Larry Fink n’aime pas l’or, contrairement à l’Inde
Le boss de la gestion d’actifs peut détester des produits. Récemment, dans une lettre à ses investisseurs, il a cité le cas de l’Inde qui se passionne depuis toujours pour l’or. Il a dénoncé un actif qui ne « sert pas l’économie ». Affirmant même que de l’argent laissé dans une banque permet le développement de l’économie, à l’inverse de l’or selon lui. Il a poursuivi en disant que l’or n’avait rien apporté à l’Inde.

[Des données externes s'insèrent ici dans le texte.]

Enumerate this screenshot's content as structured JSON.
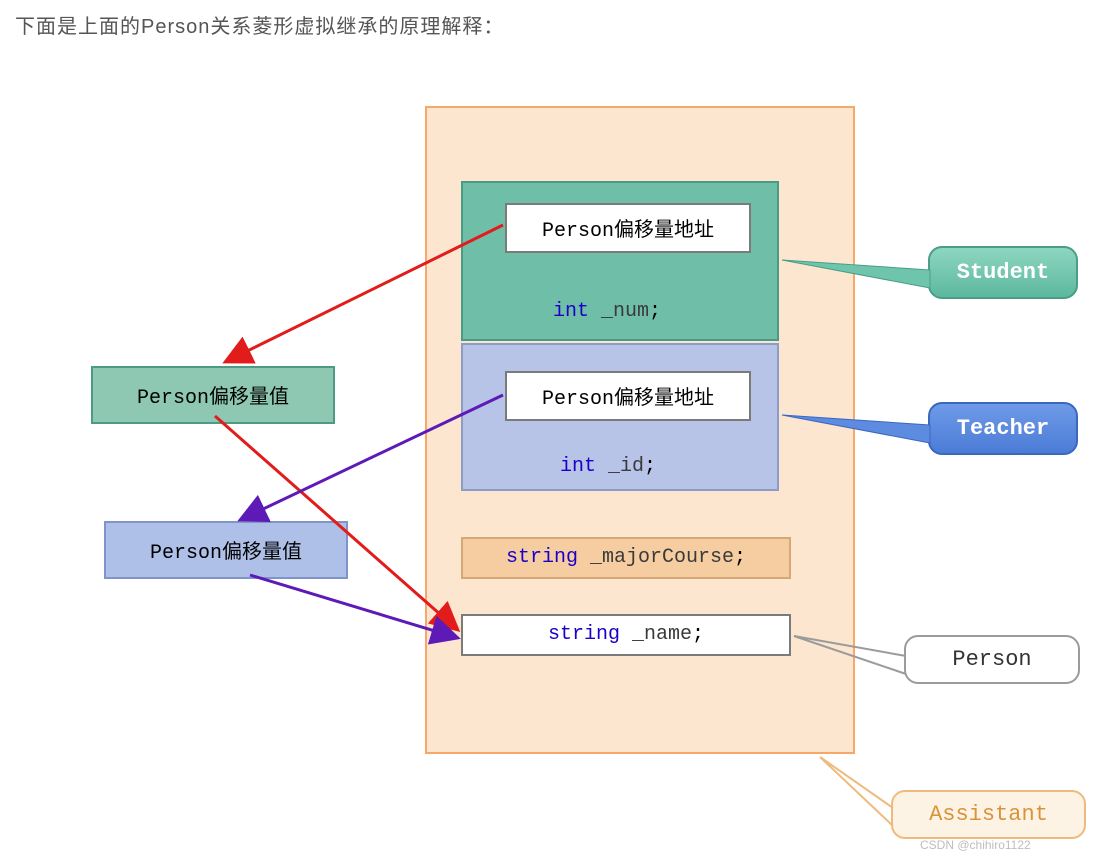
{
  "heading": "下面是上面的Person关系菱形虚拟继承的原理解释：",
  "student_block": {
    "addr_label": "Person偏移量地址",
    "field_type": "int",
    "field_name": " _num",
    "semicolon": ";"
  },
  "teacher_block": {
    "addr_label": "Person偏移量地址",
    "field_type": "int",
    "field_name": " _id",
    "semicolon": ";"
  },
  "major": {
    "type": "string",
    "name": " _majorCourse",
    "semicolon": ";"
  },
  "name_field": {
    "type": "string",
    "name": " _name",
    "semicolon": ";"
  },
  "offval1": "Person偏移量值",
  "offval2": "Person偏移量值",
  "callouts": {
    "student": "Student",
    "teacher": "Teacher",
    "person": "Person",
    "assistant": "Assistant"
  },
  "watermark": "CSDN @chihiro1122"
}
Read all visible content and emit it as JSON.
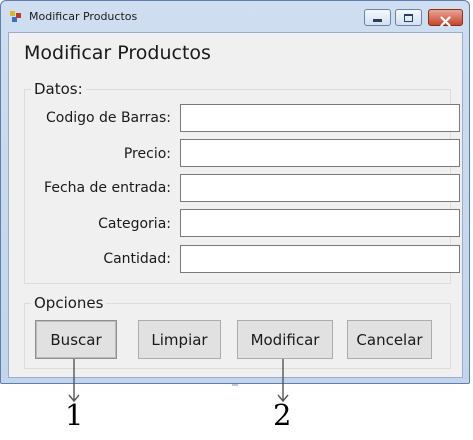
{
  "window": {
    "title": "Modificar Productos",
    "controls": [
      "minimize-icon",
      "maximize-icon",
      "close-icon"
    ]
  },
  "form": {
    "heading": "Modificar Productos",
    "datos": {
      "legend": "Datos:",
      "fields": [
        {
          "label": "Codigo de Barras:",
          "value": ""
        },
        {
          "label": "Precio:",
          "value": ""
        },
        {
          "label": "Fecha de entrada:",
          "value": ""
        },
        {
          "label": "Categoria:",
          "value": ""
        },
        {
          "label": "Cantidad:",
          "value": ""
        }
      ]
    },
    "opciones": {
      "legend": "Opciones",
      "buttons": {
        "buscar": "Buscar",
        "limpiar": "Limpiar",
        "modificar": "Modificar",
        "cancelar": "Cancelar"
      }
    }
  },
  "annotations": {
    "one": "1",
    "two": "2"
  },
  "colors": {
    "frame": "#c2d5ec",
    "client": "#f0f0f0",
    "button": "#e1e1e1",
    "close_button": "#c4462d"
  }
}
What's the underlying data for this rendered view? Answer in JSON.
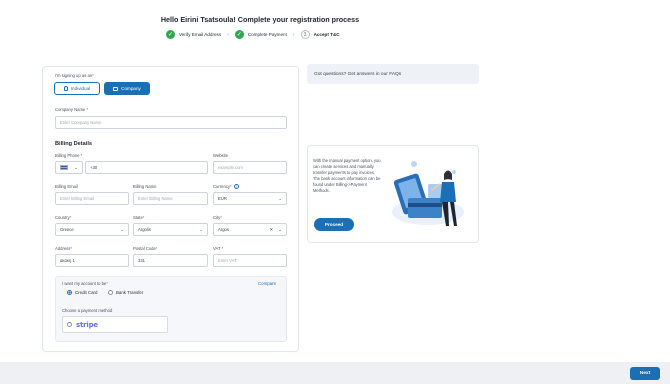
{
  "title": "Hello Eirini Tsatsoula! Complete your registration process",
  "steps": [
    {
      "label": "Verify Email Address",
      "status": "done"
    },
    {
      "label": "Complete Payment",
      "status": "done"
    },
    {
      "number": "3",
      "label": "Accept T&C",
      "status": "current"
    }
  ],
  "form": {
    "signing_up_label": "I'm signing up as an",
    "individual_label": "Individual",
    "company_label": "Company",
    "company_name_label": "Company Name",
    "company_name_placeholder": "Enter Company Name",
    "billing_details_title": "Billing Details",
    "billing_phone_label": "Billing Phone",
    "phone_country_code": "+30",
    "website_label": "Website",
    "website_placeholder": "example.com",
    "billing_email_label": "Billing Email",
    "billing_email_placeholder": "Enter Billing Email",
    "billing_name_label": "Billing Name",
    "billing_name_placeholder": "Enter Billing Name",
    "currency_label": "Currency",
    "currency_value": "EUR",
    "country_label": "Country",
    "country_value": "Greece",
    "state_label": "State",
    "state_value": "Argolis",
    "city_label": "City",
    "city_value": "Argos",
    "address_label": "Address",
    "address_value": "ακακη 1",
    "postal_code_label": "Postal Code",
    "postal_code_value": "331",
    "vat_label": "VAT",
    "vat_placeholder": "Enter VAT",
    "account_box_label": "I want my account to be",
    "compare_link": "Compare",
    "credit_card_label": "Credit Card",
    "bank_transfer_label": "Bank Transfer",
    "payment_method_label": "Choose a payment method",
    "stripe_label": "stripe"
  },
  "sidebar": {
    "faq_text": "Got questions? Get answers in our FAQs",
    "promo_text": "With the manual payment option, you can create services and manually transfer payments to pay invoices. The bank account information can be found under Billing->Payment Methods.",
    "proceed_label": "Proceed"
  },
  "footer": {
    "next_label": "Next"
  },
  "colors": {
    "primary": "#1b6fb5",
    "success": "#2fa84f",
    "stripe": "#6772e5"
  }
}
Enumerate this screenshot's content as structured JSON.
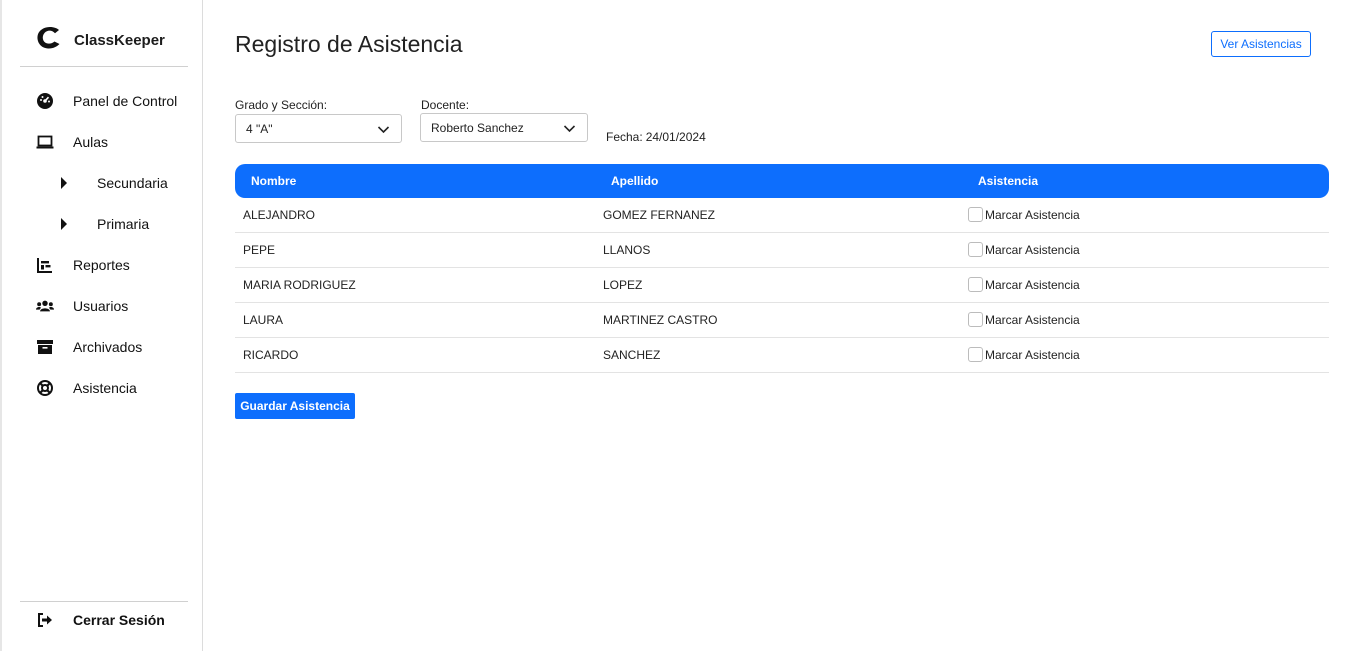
{
  "app": {
    "name": "ClassKeeper"
  },
  "sidebar": {
    "items": [
      {
        "label": "Panel de Control",
        "icon": "dashboard-icon"
      },
      {
        "label": "Aulas",
        "icon": "laptop-icon"
      },
      {
        "label": "Secundaria",
        "icon": "caret-right-icon"
      },
      {
        "label": "Primaria",
        "icon": "caret-right-icon"
      },
      {
        "label": "Reportes",
        "icon": "chart-icon"
      },
      {
        "label": "Usuarios",
        "icon": "users-icon"
      },
      {
        "label": "Archivados",
        "icon": "archive-icon"
      },
      {
        "label": "Asistencia",
        "icon": "lifering-icon"
      }
    ],
    "logout": {
      "label": "Cerrar Sesión",
      "icon": "sign-out-icon"
    }
  },
  "main": {
    "title": "Registro de Asistencia",
    "view_button": "Ver Asistencias",
    "filters": {
      "grade_label": "Grado y Sección:",
      "grade_value": "4 \"A\"",
      "teacher_label": "Docente:",
      "teacher_value": "Roberto Sanchez",
      "date_label": "Fecha:",
      "date_value": "24/01/2024"
    },
    "table": {
      "headers": [
        "Nombre",
        "Apellido",
        "Asistencia"
      ],
      "rows": [
        {
          "nombre": "ALEJANDRO",
          "apellido": "GOMEZ FERNANEZ",
          "asistencia": "Marcar Asistencia"
        },
        {
          "nombre": "PEPE",
          "apellido": "LLANOS",
          "asistencia": "Marcar Asistencia"
        },
        {
          "nombre": "MARIA RODRIGUEZ",
          "apellido": "LOPEZ",
          "asistencia": "Marcar Asistencia"
        },
        {
          "nombre": "LAURA",
          "apellido": "MARTINEZ CASTRO",
          "asistencia": "Marcar Asistencia"
        },
        {
          "nombre": "RICARDO",
          "apellido": "SANCHEZ",
          "asistencia": "Marcar Asistencia"
        }
      ]
    },
    "save_button": "Guardar Asistencia"
  },
  "colors": {
    "primary": "#0d6efd",
    "text": "#212529",
    "border": "#e3e3e3"
  }
}
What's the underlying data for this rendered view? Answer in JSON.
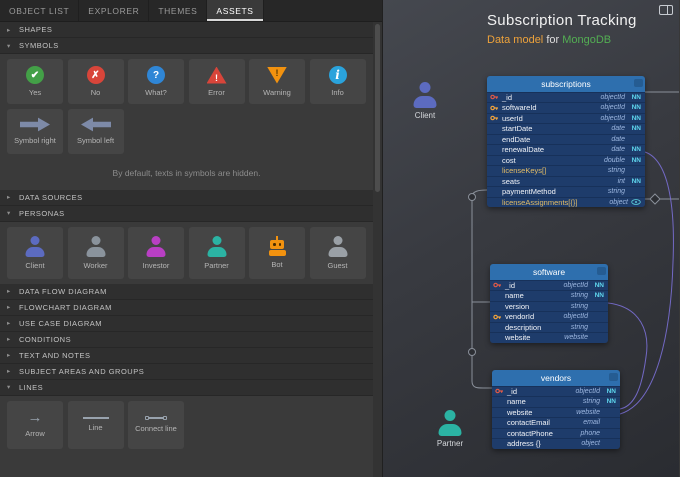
{
  "tabs": [
    "OBJECT LIST",
    "EXPLORER",
    "THEMES",
    "ASSETS"
  ],
  "active_tab": "ASSETS",
  "panel": {
    "sections": [
      {
        "label": "SHAPES",
        "expanded": false
      },
      {
        "label": "SYMBOLS",
        "expanded": true,
        "tiles": [
          {
            "label": "Yes",
            "icon": "check-circle-icon",
            "color": "#43a047"
          },
          {
            "label": "No",
            "icon": "cross-circle-icon",
            "color": "#d8453a"
          },
          {
            "label": "What?",
            "icon": "question-circle-icon",
            "color": "#2f86d6"
          },
          {
            "label": "Error",
            "icon": "error-triangle-icon",
            "color": "#d8453a"
          },
          {
            "label": "Warning",
            "icon": "warning-triangle-icon",
            "color": "#f2920f"
          },
          {
            "label": "Info",
            "icon": "info-circle-icon",
            "color": "#2aa3dc"
          },
          {
            "label": "Symbol right",
            "icon": "arrow-right-symbol-icon",
            "color": "#7d8aa8"
          },
          {
            "label": "Symbol left",
            "icon": "arrow-left-symbol-icon",
            "color": "#7d8aa8"
          }
        ],
        "note": "By default, texts in symbols are hidden."
      },
      {
        "label": "DATA SOURCES",
        "expanded": false
      },
      {
        "label": "PERSONAS",
        "expanded": true,
        "tiles": [
          {
            "label": "Client",
            "icon": "persona-bust-icon",
            "color": "#5c6bc0"
          },
          {
            "label": "Worker",
            "icon": "persona-bust-icon",
            "color": "#8a939c"
          },
          {
            "label": "Investor",
            "icon": "persona-bust-icon",
            "color": "#b93fc4"
          },
          {
            "label": "Partner",
            "icon": "persona-bust-icon",
            "color": "#2bb3a3"
          },
          {
            "label": "Bot",
            "icon": "robot-icon",
            "color": "#f2920f"
          },
          {
            "label": "Guest",
            "icon": "persona-bust-icon",
            "color": "#9aa0a6"
          }
        ]
      },
      {
        "label": "DATA FLOW DIAGRAM",
        "expanded": false
      },
      {
        "label": "FLOWCHART DIAGRAM",
        "expanded": false
      },
      {
        "label": "USE CASE DIAGRAM",
        "expanded": false
      },
      {
        "label": "CONDITIONS",
        "expanded": false
      },
      {
        "label": "TEXT AND NOTES",
        "expanded": false
      },
      {
        "label": "SUBJECT AREAS AND GROUPS",
        "expanded": false
      },
      {
        "label": "LINES",
        "expanded": true,
        "tiles": [
          {
            "label": "Arrow",
            "icon": "arrow-line-icon"
          },
          {
            "label": "Line",
            "icon": "plain-line-icon"
          },
          {
            "label": "Connect line",
            "icon": "connect-line-icon"
          }
        ]
      }
    ]
  },
  "canvas": {
    "title": "Subscription Tracking",
    "subtitle": {
      "lead": "Data model ",
      "mid": "for ",
      "brand": "MongoDB"
    },
    "colors": {
      "subtitle_lead": "#eda23b",
      "subtitle_brand": "#53ae53",
      "entity_header": "#2e6fae",
      "entity_body": "#1e3c6b",
      "nn_flag": "#5fd7ee",
      "primary_key": "#e05a47",
      "foreign_key": "#f0a33c",
      "connector_gray": "#8a909a",
      "connector_purple": "#7a6fd4"
    },
    "personas": [
      {
        "name": "Client",
        "color": "#5c6bc0"
      },
      {
        "name": "Partner",
        "color": "#2bb3a3"
      }
    ],
    "entities": [
      {
        "name": "subscriptions",
        "fields": [
          {
            "name": "_id",
            "type": "objectId",
            "nn": "NN",
            "icon": "key-primary"
          },
          {
            "name": "softwareId",
            "type": "objectId",
            "nn": "NN",
            "icon": "key"
          },
          {
            "name": "userId",
            "type": "objectId",
            "nn": "NN",
            "icon": "key"
          },
          {
            "name": "startDate",
            "type": "date",
            "nn": "NN"
          },
          {
            "name": "endDate",
            "type": "date"
          },
          {
            "name": "renewalDate",
            "type": "date",
            "nn": "NN"
          },
          {
            "name": "cost",
            "type": "double",
            "nn": "NN"
          },
          {
            "name": "licenseKeys[]",
            "type": "string",
            "accent": true
          },
          {
            "name": "seats",
            "type": "int",
            "nn": "NN"
          },
          {
            "name": "paymentMethod",
            "type": "string"
          },
          {
            "name": "licenseAssignments[{}]",
            "type": "object",
            "accent": true,
            "icon_right": "eye"
          }
        ]
      },
      {
        "name": "software",
        "fields": [
          {
            "name": "_id",
            "type": "objectId",
            "nn": "NN",
            "icon": "key-primary"
          },
          {
            "name": "name",
            "type": "string",
            "nn": "NN"
          },
          {
            "name": "version",
            "type": "string"
          },
          {
            "name": "vendorId",
            "type": "objectId",
            "icon": "key"
          },
          {
            "name": "description",
            "type": "string"
          },
          {
            "name": "website",
            "type": "website"
          }
        ]
      },
      {
        "name": "vendors",
        "fields": [
          {
            "name": "_id",
            "type": "objectId",
            "nn": "NN",
            "icon": "key-primary"
          },
          {
            "name": "name",
            "type": "string",
            "nn": "NN"
          },
          {
            "name": "website",
            "type": "website"
          },
          {
            "name": "contactEmail",
            "type": "email"
          },
          {
            "name": "contactPhone",
            "type": "phone"
          },
          {
            "name": "address {}",
            "type": "object"
          }
        ]
      }
    ]
  }
}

Visiblement, les Indiens ne sont pas d’accord avec lui : ils continuent à acheter en masse de l’or, y compris la banque centrale de l’Inde. Le seul élément qui pourrait réduire la consommation d’or en Inde, c’est le prix de l’once !
Finalement, l’influence du CEO de Black Rock n’arrive pas à casser des comportements culturels d’un grand pays. L’or, une passion indienne plus forte que Larry Fink !
Ce qu’il faut retenir
- Les principales sociétés de gestion d’actifs sont américaines.
- BlackRock, le plus gros gestionnaire, tutoie les 10 000 milliards de dollars d’actifs en gestion.
- Les clients des gestionnaires sont en général des investisseurs institutionnels : banques et assurances. En bout de chaîne, il y a le petit épargnant.
- Les sociétés d’Asset Management peuvent essayer d’influencer un secteur ou un type d’investissement. Le plus gros a tenté de faire bouger l’or, il a perdu contre la passion indienne pour le métal jaune.